MTA spokesman Adam Lisberg declined to comment Sunday, other than to confirm Williams "is assisting in the transition." An MTA source confirmed that the agency is paying Williams.
Williams said she has helped Foran put together the MTA's newest financial plan.
"I'm ready, willing and able to provide transition services," Williams said, adding that she was offered an MTA office, but has worked from home. "I'm able to provide these services remotely."
'Getting up there in years'
MTA chairman Thomas Prendergast fired Williams in April, in part, he said, because he believed Williams was "getting up there in years" and lacked the hands-on transit operating experience of Nowakowski, who is two years older than Williams. Prendergast said Sunday he was referring to the length of Williams' term as LIRR president, and not her age.
Williams, a labor lawyer by trade, worked for the MTA for two decades, including as a labor attorney, president of Long Island Bus for five years and LIRR president for seven years.
Sources have said Prendergast sought to replace Williams because of her objections to a plan by the MTA and Gov. Andrew M. Cuomo to bring Metro-North Railroad to Penn Station around the same time the LIRR would link to Grand Central Terminal as part of the East Side Access project. Williams was concerned that Metro-North gaining entry to Penn would force the LIRR to reduce service there.
Williams will continue working for the MTA through August, then be paid for accrued vacation time for three months.
Williams' 2007 employment contract requires the MTA to also pay her "an additional lump sum payment equal to one year's salary," according to her 2007 employment contract. That contract did not include a waiver of any legal claims against the MTA if she was terminated.
The MTA's decision to pay the salaries of two LIRR presidents at the same time comes as the agency remains locked in a heated contract impasse with eight railroad unions, which say they are ready to go on strike on July 20. Williams' presence on the payroll was first reported by the New York Daily News.
With the unions continuing to mount pressure on Albany to resolve the contract dispute or at least extend the strike deadline to September, Cuomo Sunday would not say whether he will intervene to prevent a strike, but said he, and New Yorkers, want a "fair resolution."
"It's easy to threaten a strike, and obviously a strike on Long Island would be very damaging to Long Islanders, but Long Islanders are the people who support the railroad, so that should be kept in mind also," Cuomo said at the Gay Pride Parade in Manhattan. "We want fairness, and we want reasonableness by all parties involved. And that's what we expect, and that's what we deserve."
Unions want 6-year contract
The unions want the MTA to accept the recommendations of two federal mediations that called for a six-year contract with 17 percent in raises.
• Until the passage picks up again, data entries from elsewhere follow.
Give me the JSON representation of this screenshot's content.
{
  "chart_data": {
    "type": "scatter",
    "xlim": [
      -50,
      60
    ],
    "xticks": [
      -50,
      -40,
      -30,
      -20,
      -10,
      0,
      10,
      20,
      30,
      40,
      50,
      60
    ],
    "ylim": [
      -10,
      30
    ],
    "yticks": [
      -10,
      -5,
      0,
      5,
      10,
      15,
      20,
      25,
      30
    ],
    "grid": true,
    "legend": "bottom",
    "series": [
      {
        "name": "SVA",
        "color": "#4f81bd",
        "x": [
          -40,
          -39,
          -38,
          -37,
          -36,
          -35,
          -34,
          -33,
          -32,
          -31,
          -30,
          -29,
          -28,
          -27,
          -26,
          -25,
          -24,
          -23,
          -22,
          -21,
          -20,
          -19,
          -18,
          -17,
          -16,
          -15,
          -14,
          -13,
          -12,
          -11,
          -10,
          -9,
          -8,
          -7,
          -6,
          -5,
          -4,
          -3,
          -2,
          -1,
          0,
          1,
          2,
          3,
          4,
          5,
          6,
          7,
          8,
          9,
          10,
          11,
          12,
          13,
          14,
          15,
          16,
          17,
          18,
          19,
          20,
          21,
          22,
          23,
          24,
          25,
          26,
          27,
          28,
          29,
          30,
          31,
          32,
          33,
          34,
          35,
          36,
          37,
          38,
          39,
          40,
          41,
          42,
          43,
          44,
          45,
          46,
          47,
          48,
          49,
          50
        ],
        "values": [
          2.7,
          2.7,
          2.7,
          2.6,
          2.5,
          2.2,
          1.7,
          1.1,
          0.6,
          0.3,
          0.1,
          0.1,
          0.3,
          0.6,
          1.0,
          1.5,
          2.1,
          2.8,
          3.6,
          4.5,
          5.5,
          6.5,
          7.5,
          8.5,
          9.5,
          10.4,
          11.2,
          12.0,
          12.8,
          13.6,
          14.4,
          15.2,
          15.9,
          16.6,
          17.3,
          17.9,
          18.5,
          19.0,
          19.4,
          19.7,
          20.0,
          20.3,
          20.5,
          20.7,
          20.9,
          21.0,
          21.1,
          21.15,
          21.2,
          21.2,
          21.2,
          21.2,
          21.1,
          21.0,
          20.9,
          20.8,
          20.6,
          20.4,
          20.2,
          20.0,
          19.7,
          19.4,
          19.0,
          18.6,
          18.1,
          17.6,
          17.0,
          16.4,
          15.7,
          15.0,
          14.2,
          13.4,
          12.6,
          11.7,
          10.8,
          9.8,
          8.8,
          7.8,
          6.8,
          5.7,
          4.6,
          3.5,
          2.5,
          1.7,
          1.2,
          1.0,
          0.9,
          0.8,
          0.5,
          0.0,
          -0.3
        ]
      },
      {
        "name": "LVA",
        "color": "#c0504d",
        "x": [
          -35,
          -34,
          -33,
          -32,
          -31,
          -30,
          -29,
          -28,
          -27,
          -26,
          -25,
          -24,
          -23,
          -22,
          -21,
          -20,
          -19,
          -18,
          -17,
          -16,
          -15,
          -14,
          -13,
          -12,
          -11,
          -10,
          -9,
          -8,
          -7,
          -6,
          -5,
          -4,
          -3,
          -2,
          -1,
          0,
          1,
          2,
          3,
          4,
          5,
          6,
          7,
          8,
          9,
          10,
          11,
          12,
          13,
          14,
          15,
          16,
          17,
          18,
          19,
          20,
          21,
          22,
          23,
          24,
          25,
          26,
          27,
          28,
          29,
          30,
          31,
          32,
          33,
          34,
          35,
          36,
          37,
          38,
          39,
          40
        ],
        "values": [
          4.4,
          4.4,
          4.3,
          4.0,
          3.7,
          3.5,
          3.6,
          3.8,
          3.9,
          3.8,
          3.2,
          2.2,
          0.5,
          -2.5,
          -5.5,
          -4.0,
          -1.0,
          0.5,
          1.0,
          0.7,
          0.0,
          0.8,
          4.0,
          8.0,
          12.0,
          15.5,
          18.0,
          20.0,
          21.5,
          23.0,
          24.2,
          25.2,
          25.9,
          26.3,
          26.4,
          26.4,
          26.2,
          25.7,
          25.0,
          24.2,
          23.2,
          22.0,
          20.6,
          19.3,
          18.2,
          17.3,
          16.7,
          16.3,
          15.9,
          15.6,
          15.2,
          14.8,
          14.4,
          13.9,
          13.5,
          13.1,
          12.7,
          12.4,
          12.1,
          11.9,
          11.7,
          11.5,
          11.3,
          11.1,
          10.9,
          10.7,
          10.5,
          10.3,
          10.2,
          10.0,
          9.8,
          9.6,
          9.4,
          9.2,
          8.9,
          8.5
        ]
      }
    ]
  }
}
The MTA is pushing for a seven-year contract with 17 percent raises, but also concessions involving future employees' wages and benefits.
"They've got a workforce of 6,000 people and they choose to disrespect that, but yet when it comes to executives . . . they have no problem paying them what they need to silence them," said Anthony Simon, lead union negotiator. "They didn't want to endure a lawsuit from Helena Williams, so they paid her, but they'll take 300,000 commuters on the street."
MTA Board member Mitchell Pally, a close ally of Williams, said board members were never informed that Williams was being retained, including during discussion of personnel matters at closed-door board executive sessions. But, he said, the MTA would be wise to tap into Williams' experience running the nation's largest commuter railroad for seven years,
"I would hope that they would use her expertise and experience to help Pat understand more fully what Long Island is all about and how it works," Pally said. "If she's on the payroll, she should be used to the fullest extent possible."